La Nina Brazil (Vagner Guarezi, Agencia Freelancer / Associated Press)
Vagner Guarezi, Agencia Freelancer / Associated Press

Overheated tropical waters in the Pacific are set to flip to a cooling phase that will say goodbye to the docile little boy called “El Niño” and prepare for his rambunctious little sister, “La Niña.”

Breitbart News reported in October that the planet was experiencing the most extreme El Niño conditions ever recorded in modern times, according to the National Oceanic and Atmospheric Administration Climate Prediction Center. With the super-heated surface temperatures in sections of the equatorial Pacific Ocean rising to an all-time-high of 10.8 degrees Fahrenheit above normal, the agency predicted a strong El Niño weather pattern would last through winter and then slowly weaken in late spring.

The cyclical Pacific warming trend interrupted and partially reversed prevailing westerly trade winds that normally blow from South America to Polynesia, turn up toward Japan, and then curl along Alaska and the West Coast.

El Niño conditions in 2015 led to an exceptional season of Pacific tropical windstorms and flooding in Europe, according to the “Global Catastrophe Review – 2015” published by Guy Carpenter & Co. insurance risk consultants.

Carpenter estimates that 2015 global weather losses plummeted to just $30.5 billion versus 10-year and 5-year moving averages of around $49.7 billion and $62.6 billion, respectively. Last year’s insurance payouts also marked the lowest total catastrophic weather claims since the 2009 El Niño, and far below the record 2011 La Niña insurance losses of $126 billion.

The eastern two-thirds of the United States experienced a very mild 2015 winter. New Yorkers on Christmas Day were wearing shorts and headed to the beach in 72-degree weather, while Los Angeles surfers headed to local malls to buy sweaters in 59-degree weather.
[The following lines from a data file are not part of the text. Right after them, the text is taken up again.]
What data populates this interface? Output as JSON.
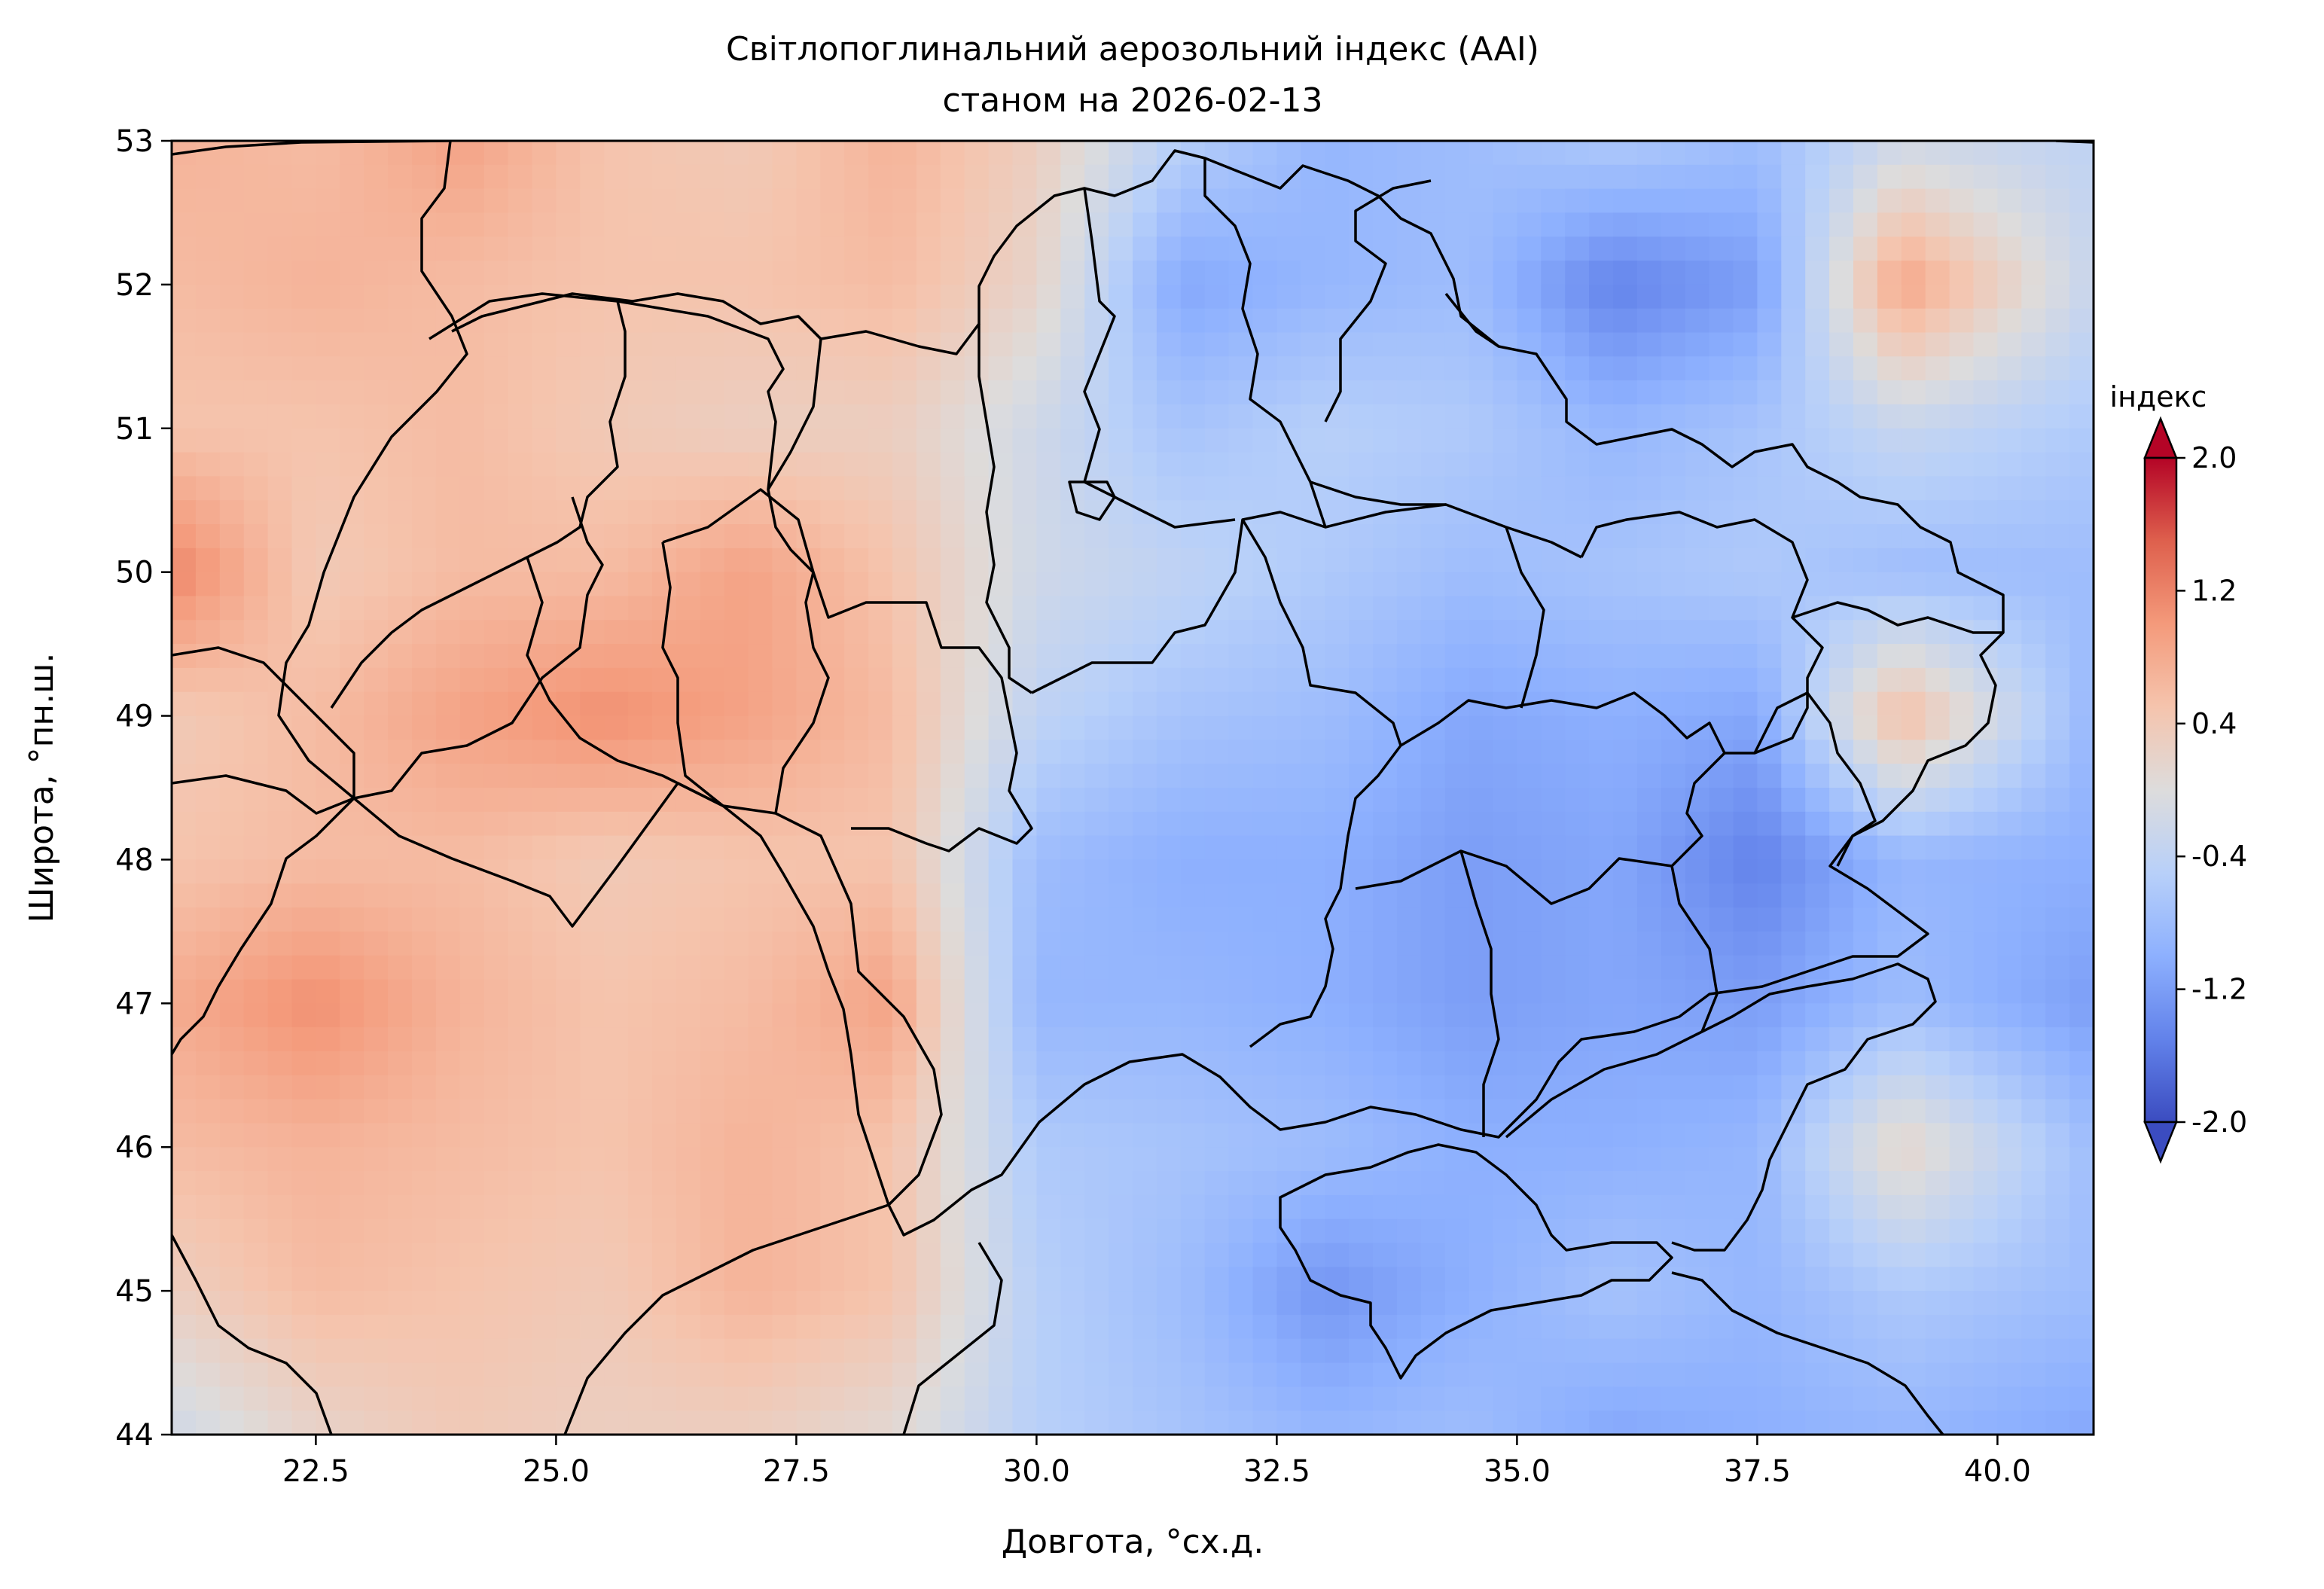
{
  "title": {
    "line1": "Світлопоглинальний аерозольний індекс (AAI)",
    "line2": "станом на 2026-02-13"
  },
  "x_axis": {
    "label": "Довгота, °сх.д.",
    "range": [
      21.0,
      41.0
    ],
    "ticks": [
      22.5,
      25.0,
      27.5,
      30.0,
      32.5,
      35.0,
      37.5,
      40.0
    ],
    "tick_labels": [
      "22.5",
      "25.0",
      "27.5",
      "30.0",
      "32.5",
      "35.0",
      "37.5",
      "40.0"
    ]
  },
  "y_axis": {
    "label": "Широта, °пн.ш.",
    "range": [
      44.0,
      53.0
    ],
    "ticks": [
      44,
      45,
      46,
      47,
      48,
      49,
      50,
      51,
      52,
      53
    ],
    "tick_labels": [
      "44",
      "45",
      "46",
      "47",
      "48",
      "49",
      "50",
      "51",
      "52",
      "53"
    ]
  },
  "colorbar": {
    "title": "індекс",
    "range": [
      -2.0,
      2.0
    ],
    "ticks": [
      -2.0,
      -1.2,
      -0.4,
      0.4,
      1.2,
      2.0
    ],
    "tick_labels": [
      "-2.0",
      "-1.2",
      "-0.4",
      "0.4",
      "1.2",
      "2.0"
    ],
    "colormap": "coolwarm",
    "extend": "both",
    "colors": {
      "low": "#3b4cc0",
      "mid": "#dddcdc",
      "high": "#b40426"
    }
  },
  "chart_data": {
    "type": "heatmap",
    "field": "AAI",
    "grid_lon": [
      21,
      22.5,
      24,
      25.5,
      27,
      28.5,
      30,
      31.5,
      33,
      34.5,
      36,
      37.5,
      39,
      41
    ],
    "grid_lat": [
      53,
      52,
      51,
      50,
      49,
      48,
      47,
      46,
      45,
      44
    ],
    "values": [
      [
        0.7,
        0.6,
        0.9,
        0.5,
        0.4,
        0.7,
        0.3,
        -0.5,
        -0.9,
        -0.8,
        -0.6,
        -0.8,
        -0.2,
        -0.4
      ],
      [
        0.6,
        0.7,
        0.6,
        0.5,
        0.5,
        0.6,
        0.2,
        -1.1,
        -0.9,
        -0.8,
        -1.5,
        -1.2,
        0.9,
        -0.3
      ],
      [
        0.5,
        0.5,
        0.6,
        0.4,
        0.3,
        0.3,
        -0.2,
        -0.7,
        -0.5,
        -0.6,
        -0.9,
        -0.7,
        -0.3,
        -0.6
      ],
      [
        1.2,
        0.4,
        0.6,
        0.6,
        0.9,
        0.5,
        -0.2,
        -0.4,
        -0.6,
        -0.8,
        -0.7,
        -0.6,
        -0.8,
        -0.8
      ],
      [
        0.4,
        0.6,
        0.9,
        1.1,
        0.9,
        0.6,
        -0.4,
        -0.7,
        -0.8,
        -1.1,
        -1.0,
        -1.1,
        0.6,
        -0.9
      ],
      [
        0.5,
        0.6,
        0.6,
        0.4,
        0.5,
        0.5,
        -0.8,
        -1.0,
        -1.0,
        -1.2,
        -1.1,
        -1.5,
        -0.9,
        -1.0
      ],
      [
        0.8,
        1.1,
        0.7,
        0.5,
        0.6,
        0.9,
        -0.9,
        -0.9,
        -1.0,
        -1.2,
        -1.1,
        -1.2,
        -0.8,
        -1.2
      ],
      [
        0.6,
        0.7,
        0.6,
        0.5,
        0.7,
        0.5,
        -0.6,
        -0.7,
        -0.8,
        -1.0,
        -1.0,
        -0.9,
        0.2,
        -0.8
      ],
      [
        0.3,
        0.6,
        0.5,
        0.4,
        0.7,
        0.5,
        -0.5,
        -0.8,
        -1.3,
        -1.0,
        -0.7,
        -0.9,
        -0.6,
        -0.8
      ],
      [
        -0.2,
        0.2,
        0.4,
        0.3,
        0.3,
        0.1,
        -0.5,
        -0.7,
        -0.9,
        -0.8,
        -1.1,
        -1.0,
        -0.9,
        -1.1
      ]
    ]
  }
}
Breitbart News reported that the 2015 El Niño caused a wide swath of drought-induced crop damage across Central America and the Caribbean, destroying roughly half the corn and a significant amount of the bean harvests. As a result, prices for basic food staples rose by 40 percent in what the U.N. Food and Agriculture Organization called an El Niño humanitarian crisis that left 1 million Guatemalans suffering from food deprivation.

By contrast, the 2015 Atlantic hurricane season that ended on November 30 saw a substantially below-average number of “named” storms slamming the U.S. coasts. The biggest storm damage came from Tropical Storm Bill, a torrential rain-producing storm that made landfall in Texas on June 16 with top winds of 60 mph. Although Bill is blamed for four deaths, it only caused about $17.9 million in property damages.

Carl Torgersen of the California Department of Water Resources told CBS News that an El Niño “March Miracle” recently brought enough heavy West Coast rainfall to fill most Northern California’s lakes and reservoirs — such as Lake Oroville, which “is up 216 feet since December and 97 feet in the month of March alone.”

California still has a water storage deficit of 13 trillion gallons, but this year’s El Niño has produced the deepest snowpack in five years. With the El Niño rainy season lasting until late May and the snowmelt running until August, there is still an opportunity that California’s four-year drought could end this year.